X_train, X_test, y_train, y_test = train_test_split(data.drop(columns = ['Price']), data['Price'], train_size=0.7, 
                                                    test_size=0.3, random_state=0)

Now we shall explore deletion and imputation with our existing dataset. Let's try to drop all the rows with a null value and then try to drop all the columns with null values. First, we shall explore dropping the rows. We are not going to test the model of dropped rows due to different number of data points leading to different mean absolute errors. However, we will test the model with dropped columns.

In [None]:
dropped_train_rows = data.copy(deep=True)
# Begin Solution
# End Solution
print(missing_vals(dropped_rows))
assert missing_vals(dropped_rows).sum() == 0
dropped_rows.head()

There should be no missing values in the new dataset but now let us take a look at the number of points remaining in the dataset.

In [None]:
dropped_rows.count()

We notice that we have removed around 1/3rd of the original dataset by dropping the rows with missing values. Consider the case where we did not drop the variables before dropping the rows with missing values. How many points would you expect?. Now lets us try this with columns.<br>
_Hint : Find the missing columns across the entire dataset first and drop those columns for both train and test._ <br>
__What do you expect to see if we drop the columns with missing datapoints?__ <br>


In [None]:
# Begin Solution

# End Solution
assert missing_vals(dropped_train_cols).sum() == 0
assert missing_vals(dropped_test_cols).sum() == 0
dropped_train_cols.head()

We will now make a model using the remaining columns. Use the helper function score_dataset to run the model. <br>
__Comment on the resultant mean absolute error__ <br>


In [None]:
# Begin Solution
score_dataset(dropped_train_cols, dropped_test_cols, y_train, y_test)
# End Solution

## Imputation of values

Imputation of values involves filling in the values with other values such as the mean or a linear regression or KNN to find replacements. <br>
__Describe those 3 different imputation methods__<br>

Below you need to implement a simple imputer which just uses the mean of each of the columns. 

In [None]:
# Begin Solution

# End Solution
score_dataset(imputed_X_train, imputed_X_test, y_train, y_test)

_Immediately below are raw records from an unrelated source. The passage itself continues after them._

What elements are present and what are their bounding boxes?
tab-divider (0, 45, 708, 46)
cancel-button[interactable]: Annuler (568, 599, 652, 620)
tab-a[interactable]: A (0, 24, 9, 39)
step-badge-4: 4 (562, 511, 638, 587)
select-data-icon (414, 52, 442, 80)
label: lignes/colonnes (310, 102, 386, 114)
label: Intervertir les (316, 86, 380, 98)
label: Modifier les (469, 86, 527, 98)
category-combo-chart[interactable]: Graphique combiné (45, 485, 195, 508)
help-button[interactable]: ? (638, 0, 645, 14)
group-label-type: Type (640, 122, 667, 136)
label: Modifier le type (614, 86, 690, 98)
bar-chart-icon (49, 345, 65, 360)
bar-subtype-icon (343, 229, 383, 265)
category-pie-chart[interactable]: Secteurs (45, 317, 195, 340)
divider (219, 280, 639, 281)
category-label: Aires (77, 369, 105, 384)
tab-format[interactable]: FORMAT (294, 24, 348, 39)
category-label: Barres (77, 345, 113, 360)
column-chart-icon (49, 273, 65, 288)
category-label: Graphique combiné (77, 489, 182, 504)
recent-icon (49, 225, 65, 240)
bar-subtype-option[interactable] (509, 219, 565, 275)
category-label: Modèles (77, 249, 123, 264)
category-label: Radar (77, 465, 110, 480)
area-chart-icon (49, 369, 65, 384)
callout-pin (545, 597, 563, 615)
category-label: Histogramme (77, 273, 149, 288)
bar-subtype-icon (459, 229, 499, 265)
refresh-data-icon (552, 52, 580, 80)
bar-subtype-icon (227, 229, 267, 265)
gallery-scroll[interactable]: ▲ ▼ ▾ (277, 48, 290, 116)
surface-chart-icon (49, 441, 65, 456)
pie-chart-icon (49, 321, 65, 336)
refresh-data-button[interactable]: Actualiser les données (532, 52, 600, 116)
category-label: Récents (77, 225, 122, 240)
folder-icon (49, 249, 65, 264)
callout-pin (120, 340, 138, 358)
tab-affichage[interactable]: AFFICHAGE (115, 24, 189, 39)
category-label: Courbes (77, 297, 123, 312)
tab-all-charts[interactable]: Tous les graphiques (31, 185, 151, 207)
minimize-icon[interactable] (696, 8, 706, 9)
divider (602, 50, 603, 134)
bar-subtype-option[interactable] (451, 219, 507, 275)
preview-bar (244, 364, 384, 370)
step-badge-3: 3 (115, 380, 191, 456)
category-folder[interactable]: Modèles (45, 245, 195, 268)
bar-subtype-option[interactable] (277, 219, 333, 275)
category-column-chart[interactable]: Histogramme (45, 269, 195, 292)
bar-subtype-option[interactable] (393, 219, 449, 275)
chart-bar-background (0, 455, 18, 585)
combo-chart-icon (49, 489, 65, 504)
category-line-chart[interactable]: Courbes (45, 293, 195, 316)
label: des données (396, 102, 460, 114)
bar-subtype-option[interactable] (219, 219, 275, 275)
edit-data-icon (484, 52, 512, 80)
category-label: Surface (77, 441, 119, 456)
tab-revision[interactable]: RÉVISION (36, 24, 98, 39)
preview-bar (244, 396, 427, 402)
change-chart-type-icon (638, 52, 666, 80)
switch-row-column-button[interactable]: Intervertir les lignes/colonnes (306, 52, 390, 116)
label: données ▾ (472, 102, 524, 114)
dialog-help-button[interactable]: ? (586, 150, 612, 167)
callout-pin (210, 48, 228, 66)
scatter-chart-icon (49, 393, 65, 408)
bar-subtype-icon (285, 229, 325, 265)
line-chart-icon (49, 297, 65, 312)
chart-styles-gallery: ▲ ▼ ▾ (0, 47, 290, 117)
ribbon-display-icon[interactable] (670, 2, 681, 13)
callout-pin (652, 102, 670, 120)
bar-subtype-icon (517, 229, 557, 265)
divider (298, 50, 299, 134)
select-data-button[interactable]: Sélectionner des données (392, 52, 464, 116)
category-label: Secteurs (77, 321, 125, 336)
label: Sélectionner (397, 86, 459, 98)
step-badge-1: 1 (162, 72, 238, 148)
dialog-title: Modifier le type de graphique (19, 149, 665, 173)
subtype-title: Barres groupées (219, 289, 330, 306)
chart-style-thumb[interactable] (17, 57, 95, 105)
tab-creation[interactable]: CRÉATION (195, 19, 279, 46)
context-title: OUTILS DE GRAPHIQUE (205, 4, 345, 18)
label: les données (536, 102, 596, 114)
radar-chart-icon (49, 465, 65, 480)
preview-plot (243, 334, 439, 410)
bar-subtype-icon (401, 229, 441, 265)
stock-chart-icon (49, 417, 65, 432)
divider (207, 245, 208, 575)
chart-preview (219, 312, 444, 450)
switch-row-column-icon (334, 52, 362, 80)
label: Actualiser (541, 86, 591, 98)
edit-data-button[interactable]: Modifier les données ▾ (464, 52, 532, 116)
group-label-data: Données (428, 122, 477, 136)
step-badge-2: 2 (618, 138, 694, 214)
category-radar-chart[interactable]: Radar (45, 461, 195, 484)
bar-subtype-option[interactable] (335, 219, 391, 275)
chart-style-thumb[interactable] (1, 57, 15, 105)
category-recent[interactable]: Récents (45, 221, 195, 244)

In this notebook, we are going to explore KNN in more detail. Implement a KNN model and explore different values for the number of nearest neighbours with uniform weights. __Comment on what you find.__ <br>


In [None]:
# Begin Solution

# End Solution
score_dataset(KNN_X_train, KNN_X_test, y_train, y_test)

Further avenues of exploring imputation include marking imputation as a feature and adding it to the regression in addition to different imputation models.